尾崎一雄の「ある私小説家の憂鬱」(『小説新潮』1959年10月)は、『愛妻記』という、尾崎の「芳兵衛物語」を原作とする映画の話が持ち込まれた時のことを描いたものである。普通なら随筆だが、尾崎だから小説である。尾崎原作の映画は、最初が「暢気眼鏡」(1940、島耕二監督、杉狂次、轟由起子主演)、「もぐら横丁」(1953、清水宏監督、佐野周二島崎雪子主演)で、いずれも尾崎夫妻を描いたものだったが、「暢気眼鏡」の出来に尾崎は不満で、一つの映画化の企画は途中で不満を言ってやめにしたという。「愛妻記」は1959年、久松静児監督、フランキー堺司葉子主演である。いずれも、ビデオ化はされていないらしい。

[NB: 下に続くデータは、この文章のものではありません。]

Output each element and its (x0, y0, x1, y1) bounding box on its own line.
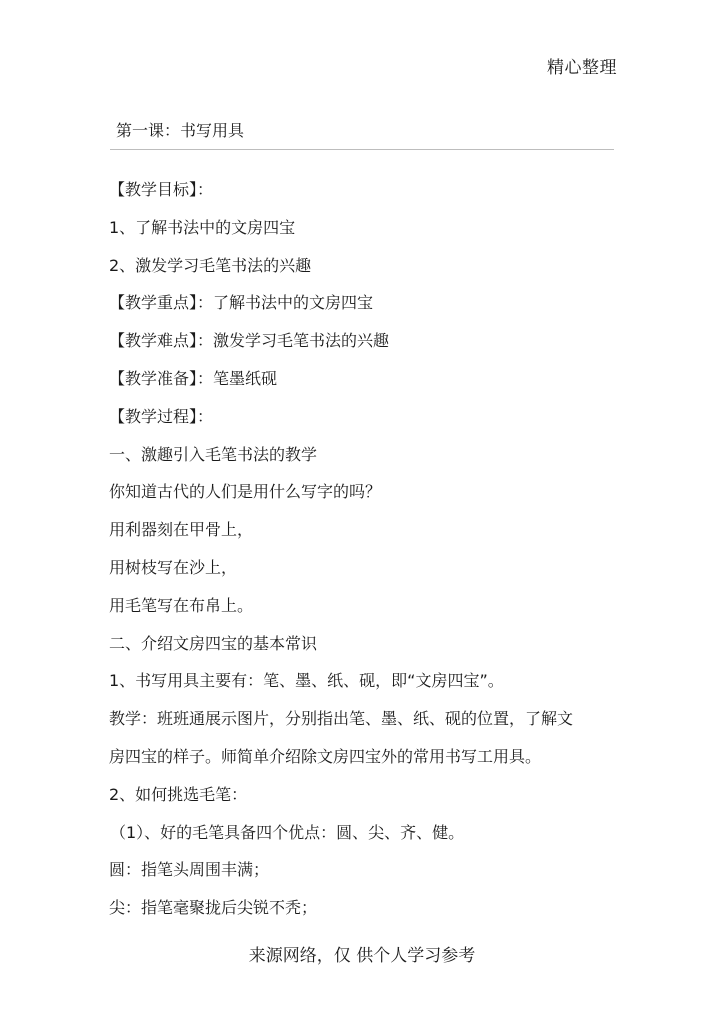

 中にこんな一節がある。「家内はもう三十年近く私によつて有ること無いこと書かれて世間にバラ撒かれ続けてゐる。つまりモデル稼業には慣れてゐるから、今更自分のことがどう映されやうと、案外気にしてはゐない」。
 また、こうもある。

家族は観念してゐるから、モデル問題は(当然起つていい場合でも)起きない。それで安心してゐるが、友人知人その他家族以外の人との間にモデル問題が起つたら困ると、私は気をつけてゐる。
(略)
 とは云へ、私も、特定のある人(生死は別として実在の人物)のことを、悪しざまに描いたことは度度ある。悪しざまには書いたが、その人はさう書かれて当然だと思つたからさう書いたのである。お前の主観的判断によるので、あてにはならないと、書かれた当人はもとより第三者が云ひ出したら、私はどこまでも頑張るつもりだ。私は気が小さいから、他人の変な話はもともと内輪にしか書けないのである。内輪に書いてゐるのに、文句を云はれて、その人の気の強さに呆れたが、引込んでも居られないのでこつちも頑張つた、といふ経験が一度だけあつた。